Correlations between 29Si, 17O, and 1H NMR properties and local structures in silicates:: an ab initio calculation

In order to gain insight into the correlations between Si-29, O-17 and H-1 NMR properties (chemical shift and quadrupolar coupling parameters) and local structures in silicates, ab initio self-consistent field Hartree-Fock molecular orbital calculations have been carried out on silicate clusters of various polymerizations and intertetrahedral (Si-O-Si) angles. These include Si(OH)(4) monomers (isolated as well as interacting), Si2O(OH)(6) dimers (Cz symmetry) with the Si-O-Si angle fixed at 5 degrees intervals from 120 degrees to 180 degrees, Si3O2(OH)(8) linear trimers (C-2 symmetry) with varying Si-O-Si angles, Si3O3(OH)(6) three-membered rings (D-3 and C-1 symmetries), Si4O4(OH)(8) four-membered ring (C-4 symmetry) and Si8O12(OH)(8) octamer (D-4 symmetry). The calculated Si-29, O-17 and H-1 isotropic chemical shifts (delta(i)(Si), delta(i)(O) and delta(i)(H)) for these clusters are all close to experimental NMR data for similar local structures in crystalline silicates. The calculated O-17 quadrupolar coupling constants (QCC) of the bridging oxygens (Si-O-Si) are also in good agreement with experimental data. The calculated O-17 QCC of silanols (Si-O-H) are much larger than those of the bridging oxygens, but unfortunately there are no experimental data for similar groups in well-characterized crystalline phases for comparison. There is a good correlation between delta(i)(Si) and the mean Si-O-Si angle for both Q(1) and Q(2), where Q(n) denotes Si with n other tetrahedral Si next-nearest neighbors.
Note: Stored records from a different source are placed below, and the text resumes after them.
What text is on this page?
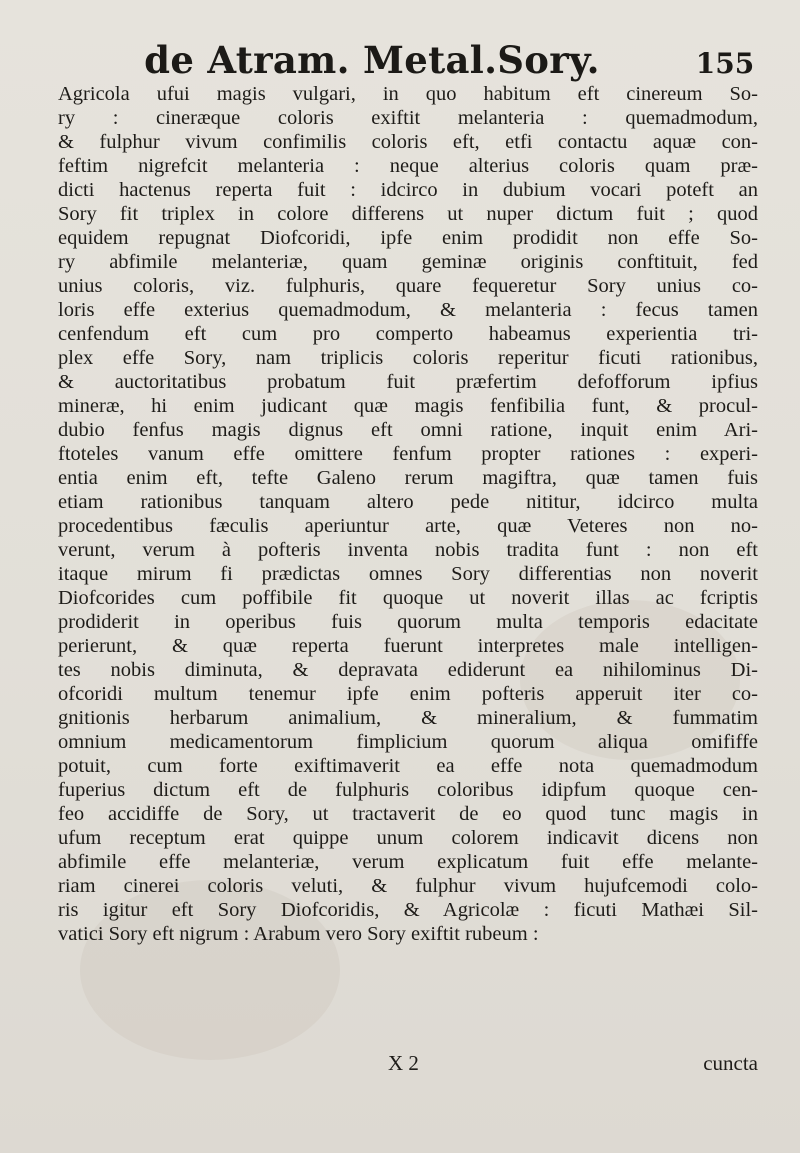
de Atram. Metal.Sory.	155
Agricola ufui magis vulgari, in quo habitum eft cinereum So-
ry : cineræque coloris exiftit melanteria : quemadmodum,
& fulphur vivum confimilis coloris eft, etfi contactu aquæ con-
feftim nigrefcit melanteria : neque alterius coloris quam præ-
dicti hactenus reperta fuit : idcirco in dubium vocari poteft an
Sory fit triplex in colore differens ut nuper dictum fuit ; quod
equidem repugnat Diofcoridi, ipfe enim prodidit non effe So-
ry abfimile melanteriæ, quam geminæ originis conftituit, fed
unius coloris, viz. fulphuris, quare fequeretur Sory unius co-
loris effe exterius quemadmodum, & melanteria : fecus tamen
cenfendum eft cum pro comperto habeamus experientia tri-
plex effe Sory, nam triplicis coloris reperitur ficuti rationibus,
& auctoritatibus probatum fuit præfertim defofforum ipfius
mineræ, hi enim judicant quæ magis fenfibilia funt, & procul-
dubio fenfus magis dignus eft omni ratione, inquit enim Ari-
ftoteles vanum effe omittere fenfum propter rationes : experi-
entia enim eft, tefte Galeno rerum magiftra, quæ tamen fuis
etiam rationibus tanquam altero pede nititur, idcirco multa
procedentibus fæculis aperiuntur arte, quæ Veteres non no-
verunt, verum à pofteris inventa nobis tradita funt : non eft
itaque mirum fi prædictas omnes Sory differentias non noverit
Diofcorides cum poffibile fit quoque ut noverit illas ac fcriptis
prodiderit in operibus fuis quorum multa temporis edacitate
perierunt, & quæ reperta fuerunt interpretes male intelligen-
tes nobis diminuta, & depravata ediderunt ea nihilominus Di-
ofcoridi multum tenemur ipfe enim pofteris apperuit iter co-
gnitionis herbarum animalium, & mineralium, & fummatim
omnium medicamentorum fimplicium quorum aliqua omififfe
potuit, cum forte exiftimaverit ea effe nota quemadmodum
fuperius dictum eft de fulphuris coloribus idipfum quoque cen-
feo accidiffe de Sory, ut tractaverit de eo quod tunc magis in
ufum receptum erat quippe unum colorem indicavit dicens non
abfimile effe melanteriæ, verum explicatum fuit effe melante-
riam cinerei coloris veluti, & fulphur vivum hujufcemodi colo-
ris igitur eft Sory Diofcoridis, & Agricolæ : ficuti Mathæi Sil-
vatici Sory eft nigrum : Arabum vero Sory exiftit rubeum :
X 2	cuncta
Both the delta(i)(O) and the O-17 electric field gradient asymmetry parameter, eta of the bridging oxygens have been found to depend strongly on the O site symmetry, in addition to the Si-O-Si angle. On the other hand, the O-17 QCC seems to be influenced little by structural parameters other than the Si-O-Si angle, and is thus expected to be the most reliable O-17 NMR parameter that can be used to decipher Si-O-Si angle distribution information. Both the O-17 QCC and the H-2 QCC of silanols decrease with decreasing length of hydrogen bond to a second O atom (Si-O-H ... O), and the delta(i)(H) increase with the same parameter.